The tripletail dinner, of course, is one of the signature offerings on the restaurant’s menu. Peavey also added a seafood pasta, a chicken marsala, a bourbon-glazed salmon and a coconut shrimp dinner. The shrimp, he says, comes with a Pina colada sauce so good that he’s seen bar patrons ask for extra sauce and then tell the bartender to make it a drink.

But it’s the tripletail, the fish that lent its name to the restaurant, that stands out. Peavey says the dish by itself represents 12 percent of his restaurant’s sales, which makes it a perfect thing to put on the menu and attract new customers.

“We put it over our yellow rice,” says Peavey. “It has a lot of umami; that savory, slightly sweet and slightly salty flavor. It’s a turmeric yellow rice, not saffron. The tripletail gets a light coating of flour, pan-seared.
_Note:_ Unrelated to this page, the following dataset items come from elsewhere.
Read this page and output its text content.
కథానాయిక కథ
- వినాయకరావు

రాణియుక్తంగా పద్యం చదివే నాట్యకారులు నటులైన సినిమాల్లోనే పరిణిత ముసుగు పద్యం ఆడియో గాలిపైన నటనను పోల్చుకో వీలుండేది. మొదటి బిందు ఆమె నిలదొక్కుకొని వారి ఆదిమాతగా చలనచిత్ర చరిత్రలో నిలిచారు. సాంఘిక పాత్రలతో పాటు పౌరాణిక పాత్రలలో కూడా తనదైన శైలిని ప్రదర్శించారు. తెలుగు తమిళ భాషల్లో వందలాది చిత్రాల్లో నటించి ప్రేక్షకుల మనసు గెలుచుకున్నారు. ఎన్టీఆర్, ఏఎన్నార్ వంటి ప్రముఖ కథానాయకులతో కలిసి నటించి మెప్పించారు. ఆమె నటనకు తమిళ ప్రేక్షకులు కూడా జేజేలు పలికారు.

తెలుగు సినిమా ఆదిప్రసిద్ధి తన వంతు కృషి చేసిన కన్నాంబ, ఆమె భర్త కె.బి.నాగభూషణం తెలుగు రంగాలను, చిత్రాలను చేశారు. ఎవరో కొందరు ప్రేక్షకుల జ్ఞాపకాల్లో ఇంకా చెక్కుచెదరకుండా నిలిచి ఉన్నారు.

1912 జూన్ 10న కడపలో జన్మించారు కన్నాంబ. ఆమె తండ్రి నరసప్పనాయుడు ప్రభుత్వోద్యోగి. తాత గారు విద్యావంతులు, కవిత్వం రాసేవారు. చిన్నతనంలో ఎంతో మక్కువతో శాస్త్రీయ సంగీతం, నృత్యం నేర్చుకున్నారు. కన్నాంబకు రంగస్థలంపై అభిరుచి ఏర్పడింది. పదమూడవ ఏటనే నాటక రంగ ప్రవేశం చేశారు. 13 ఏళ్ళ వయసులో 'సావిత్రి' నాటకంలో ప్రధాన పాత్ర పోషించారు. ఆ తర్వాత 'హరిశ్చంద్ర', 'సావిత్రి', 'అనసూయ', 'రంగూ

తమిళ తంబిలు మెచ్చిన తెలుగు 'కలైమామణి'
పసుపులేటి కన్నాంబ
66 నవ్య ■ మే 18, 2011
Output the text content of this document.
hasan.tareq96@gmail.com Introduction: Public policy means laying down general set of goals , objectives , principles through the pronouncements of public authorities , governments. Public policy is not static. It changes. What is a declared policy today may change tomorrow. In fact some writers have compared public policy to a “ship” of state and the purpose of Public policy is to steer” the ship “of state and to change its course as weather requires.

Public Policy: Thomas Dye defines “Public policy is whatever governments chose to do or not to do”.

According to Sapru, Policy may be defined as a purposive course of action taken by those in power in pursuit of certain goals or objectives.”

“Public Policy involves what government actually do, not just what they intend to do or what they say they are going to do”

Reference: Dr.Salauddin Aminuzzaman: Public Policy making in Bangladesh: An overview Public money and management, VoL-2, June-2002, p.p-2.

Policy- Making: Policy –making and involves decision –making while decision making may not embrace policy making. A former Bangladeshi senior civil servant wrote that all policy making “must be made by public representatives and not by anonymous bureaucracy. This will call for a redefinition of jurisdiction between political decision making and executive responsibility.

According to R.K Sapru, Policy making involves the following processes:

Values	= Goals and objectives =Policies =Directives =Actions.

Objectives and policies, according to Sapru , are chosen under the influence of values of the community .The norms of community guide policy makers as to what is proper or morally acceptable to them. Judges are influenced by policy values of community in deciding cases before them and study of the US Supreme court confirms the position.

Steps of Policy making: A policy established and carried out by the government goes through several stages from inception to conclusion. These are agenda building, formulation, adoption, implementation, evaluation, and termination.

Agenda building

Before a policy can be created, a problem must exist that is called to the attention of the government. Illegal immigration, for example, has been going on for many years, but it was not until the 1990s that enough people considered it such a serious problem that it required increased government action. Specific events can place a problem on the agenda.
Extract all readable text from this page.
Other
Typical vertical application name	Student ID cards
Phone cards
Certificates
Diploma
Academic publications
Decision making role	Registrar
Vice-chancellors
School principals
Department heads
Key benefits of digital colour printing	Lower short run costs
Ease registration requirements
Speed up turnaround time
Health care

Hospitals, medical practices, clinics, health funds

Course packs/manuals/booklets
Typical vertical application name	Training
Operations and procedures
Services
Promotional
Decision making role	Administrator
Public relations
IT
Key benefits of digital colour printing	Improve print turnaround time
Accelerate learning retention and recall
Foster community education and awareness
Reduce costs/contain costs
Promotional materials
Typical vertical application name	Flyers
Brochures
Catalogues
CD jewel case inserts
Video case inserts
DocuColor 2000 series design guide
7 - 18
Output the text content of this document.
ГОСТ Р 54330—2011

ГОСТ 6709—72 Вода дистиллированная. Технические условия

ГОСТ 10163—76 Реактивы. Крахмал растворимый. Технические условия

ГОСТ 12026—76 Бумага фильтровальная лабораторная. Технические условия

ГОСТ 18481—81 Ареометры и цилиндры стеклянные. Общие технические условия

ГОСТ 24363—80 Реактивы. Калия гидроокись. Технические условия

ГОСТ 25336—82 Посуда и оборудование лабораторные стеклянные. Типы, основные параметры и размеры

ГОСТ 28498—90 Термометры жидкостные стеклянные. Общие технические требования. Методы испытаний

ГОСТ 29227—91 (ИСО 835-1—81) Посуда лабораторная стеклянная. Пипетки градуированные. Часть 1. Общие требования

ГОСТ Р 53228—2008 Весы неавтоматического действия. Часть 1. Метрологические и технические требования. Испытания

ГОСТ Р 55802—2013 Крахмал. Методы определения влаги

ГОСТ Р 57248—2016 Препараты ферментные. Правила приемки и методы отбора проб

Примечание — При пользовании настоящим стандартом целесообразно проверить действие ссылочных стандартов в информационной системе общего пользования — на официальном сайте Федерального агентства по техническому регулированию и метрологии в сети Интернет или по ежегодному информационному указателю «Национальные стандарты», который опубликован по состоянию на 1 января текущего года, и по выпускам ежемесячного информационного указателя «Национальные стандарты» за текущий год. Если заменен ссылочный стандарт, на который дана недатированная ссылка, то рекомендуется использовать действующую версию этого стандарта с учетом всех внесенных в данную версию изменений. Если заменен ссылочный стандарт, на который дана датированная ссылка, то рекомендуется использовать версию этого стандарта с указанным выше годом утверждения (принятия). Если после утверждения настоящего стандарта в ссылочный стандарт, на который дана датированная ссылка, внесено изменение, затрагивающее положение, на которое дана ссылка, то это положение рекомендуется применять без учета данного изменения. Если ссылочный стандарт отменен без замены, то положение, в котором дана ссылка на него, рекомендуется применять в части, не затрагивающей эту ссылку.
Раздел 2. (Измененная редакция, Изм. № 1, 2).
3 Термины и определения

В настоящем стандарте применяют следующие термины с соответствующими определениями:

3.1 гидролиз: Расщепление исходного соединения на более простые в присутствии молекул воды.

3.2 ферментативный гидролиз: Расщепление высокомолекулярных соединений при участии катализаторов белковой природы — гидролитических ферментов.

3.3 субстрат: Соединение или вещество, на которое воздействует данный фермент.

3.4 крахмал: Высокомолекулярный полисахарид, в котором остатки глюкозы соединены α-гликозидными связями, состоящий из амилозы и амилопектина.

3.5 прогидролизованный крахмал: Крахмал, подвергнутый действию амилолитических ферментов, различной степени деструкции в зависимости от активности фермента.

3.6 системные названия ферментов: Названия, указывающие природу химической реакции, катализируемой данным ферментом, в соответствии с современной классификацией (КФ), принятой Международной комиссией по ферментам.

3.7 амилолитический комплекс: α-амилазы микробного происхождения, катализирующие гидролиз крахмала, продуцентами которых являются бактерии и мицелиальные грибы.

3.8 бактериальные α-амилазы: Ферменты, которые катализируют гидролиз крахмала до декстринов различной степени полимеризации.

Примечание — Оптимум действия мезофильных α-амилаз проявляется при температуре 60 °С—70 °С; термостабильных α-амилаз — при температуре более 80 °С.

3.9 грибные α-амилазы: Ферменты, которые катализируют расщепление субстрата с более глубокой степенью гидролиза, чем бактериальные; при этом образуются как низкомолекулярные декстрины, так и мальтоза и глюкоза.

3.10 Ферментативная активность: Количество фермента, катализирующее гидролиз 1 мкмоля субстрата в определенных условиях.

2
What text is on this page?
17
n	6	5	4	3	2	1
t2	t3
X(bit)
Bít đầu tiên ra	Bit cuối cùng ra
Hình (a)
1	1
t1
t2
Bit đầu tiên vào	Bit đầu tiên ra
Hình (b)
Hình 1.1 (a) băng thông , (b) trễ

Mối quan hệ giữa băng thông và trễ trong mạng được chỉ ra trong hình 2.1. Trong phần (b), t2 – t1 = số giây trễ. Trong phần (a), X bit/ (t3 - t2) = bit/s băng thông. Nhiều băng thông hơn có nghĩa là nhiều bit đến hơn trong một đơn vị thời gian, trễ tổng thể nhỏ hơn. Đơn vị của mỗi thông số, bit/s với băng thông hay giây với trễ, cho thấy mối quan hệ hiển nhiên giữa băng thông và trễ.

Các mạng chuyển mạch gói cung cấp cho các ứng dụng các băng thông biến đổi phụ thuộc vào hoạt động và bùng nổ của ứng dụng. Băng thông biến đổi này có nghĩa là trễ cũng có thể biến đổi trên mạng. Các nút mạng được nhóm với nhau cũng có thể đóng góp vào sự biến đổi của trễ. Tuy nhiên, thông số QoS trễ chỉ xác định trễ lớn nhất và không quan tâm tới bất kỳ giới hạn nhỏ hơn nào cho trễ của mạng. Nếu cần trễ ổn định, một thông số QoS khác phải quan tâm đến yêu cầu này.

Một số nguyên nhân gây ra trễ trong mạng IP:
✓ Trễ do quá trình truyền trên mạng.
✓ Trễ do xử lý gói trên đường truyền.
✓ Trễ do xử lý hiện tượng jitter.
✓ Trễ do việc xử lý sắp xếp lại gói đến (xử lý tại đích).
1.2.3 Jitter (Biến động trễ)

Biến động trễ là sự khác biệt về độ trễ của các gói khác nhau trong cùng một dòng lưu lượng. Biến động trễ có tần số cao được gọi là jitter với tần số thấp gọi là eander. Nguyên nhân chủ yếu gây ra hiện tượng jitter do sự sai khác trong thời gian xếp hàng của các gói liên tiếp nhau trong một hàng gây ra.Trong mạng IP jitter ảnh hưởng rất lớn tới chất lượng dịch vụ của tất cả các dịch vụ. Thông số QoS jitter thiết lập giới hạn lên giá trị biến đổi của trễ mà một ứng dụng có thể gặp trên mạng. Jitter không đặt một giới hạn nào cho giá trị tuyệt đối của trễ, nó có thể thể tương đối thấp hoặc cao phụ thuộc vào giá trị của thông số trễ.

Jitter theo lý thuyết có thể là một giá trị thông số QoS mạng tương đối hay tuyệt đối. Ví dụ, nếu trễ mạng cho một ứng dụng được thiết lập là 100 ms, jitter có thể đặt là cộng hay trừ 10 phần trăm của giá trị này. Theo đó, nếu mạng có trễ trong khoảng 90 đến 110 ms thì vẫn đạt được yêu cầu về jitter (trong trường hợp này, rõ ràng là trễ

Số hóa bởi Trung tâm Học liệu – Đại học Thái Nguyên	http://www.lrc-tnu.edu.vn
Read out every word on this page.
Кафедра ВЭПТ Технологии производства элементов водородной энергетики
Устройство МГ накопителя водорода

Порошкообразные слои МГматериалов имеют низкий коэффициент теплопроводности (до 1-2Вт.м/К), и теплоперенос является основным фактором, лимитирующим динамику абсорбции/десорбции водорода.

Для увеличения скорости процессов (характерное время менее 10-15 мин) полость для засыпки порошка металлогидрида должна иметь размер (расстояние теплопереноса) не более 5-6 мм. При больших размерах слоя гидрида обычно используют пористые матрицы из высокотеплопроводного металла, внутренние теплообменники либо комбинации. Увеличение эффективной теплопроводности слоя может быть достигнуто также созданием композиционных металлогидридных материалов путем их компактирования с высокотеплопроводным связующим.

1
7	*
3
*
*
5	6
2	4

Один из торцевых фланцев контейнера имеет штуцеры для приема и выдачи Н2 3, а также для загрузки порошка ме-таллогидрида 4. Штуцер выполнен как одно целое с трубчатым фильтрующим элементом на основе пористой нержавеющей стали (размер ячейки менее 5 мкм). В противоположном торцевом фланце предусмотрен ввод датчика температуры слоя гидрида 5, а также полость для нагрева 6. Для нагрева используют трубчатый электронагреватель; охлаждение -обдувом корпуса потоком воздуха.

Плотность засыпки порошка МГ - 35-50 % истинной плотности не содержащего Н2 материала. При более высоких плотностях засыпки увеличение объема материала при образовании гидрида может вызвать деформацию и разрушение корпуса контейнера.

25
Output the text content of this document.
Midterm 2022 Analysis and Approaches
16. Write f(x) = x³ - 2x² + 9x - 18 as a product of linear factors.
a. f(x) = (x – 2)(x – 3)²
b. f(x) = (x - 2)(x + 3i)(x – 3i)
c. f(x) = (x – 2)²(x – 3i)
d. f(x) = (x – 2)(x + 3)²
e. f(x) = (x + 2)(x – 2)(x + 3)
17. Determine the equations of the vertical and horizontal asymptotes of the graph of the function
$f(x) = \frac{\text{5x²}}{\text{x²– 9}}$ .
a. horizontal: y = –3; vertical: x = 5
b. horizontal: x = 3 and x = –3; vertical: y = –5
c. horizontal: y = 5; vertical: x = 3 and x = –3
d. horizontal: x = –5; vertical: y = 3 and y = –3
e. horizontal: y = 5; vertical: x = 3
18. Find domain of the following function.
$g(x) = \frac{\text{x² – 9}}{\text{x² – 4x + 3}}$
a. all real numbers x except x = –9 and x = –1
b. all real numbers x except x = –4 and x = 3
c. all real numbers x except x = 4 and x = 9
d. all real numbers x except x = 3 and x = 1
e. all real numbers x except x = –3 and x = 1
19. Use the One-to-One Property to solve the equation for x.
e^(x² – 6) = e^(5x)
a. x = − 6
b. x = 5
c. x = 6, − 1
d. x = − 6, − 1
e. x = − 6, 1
Then it goes on top of the rice and it gets a lemon beurre-blanc on top. We use a citrus syrup; it has lemon juice, orange juice and pineapple juice.

"Then we reduce that with sugar and white wine. We take that, mix it with heavy cream and add butter to it.”

Haley, who has seen Savor grow and mature over the years, said that this year is special because it makes a return to a full capacity. In 2020, Savor was switched last-minute to Carry Out only, and last year it was a blend of sitting down and taking food to go. This year, she hopes that restaurants return to full dining rooms at a time of year that used to be pretty barren.

Haley says that the best part of restaurant week is trying new dishes and new restaurants, and she says she revels in hearing positive feedback from diners.

“My favorite was a couple probably 10 years ago who emailed us,” she says.

“They said they think of this as being on Cruise Ship Sarasota, and they tried a different one every night. They loved it and looked forward to it every year, and I love that image.”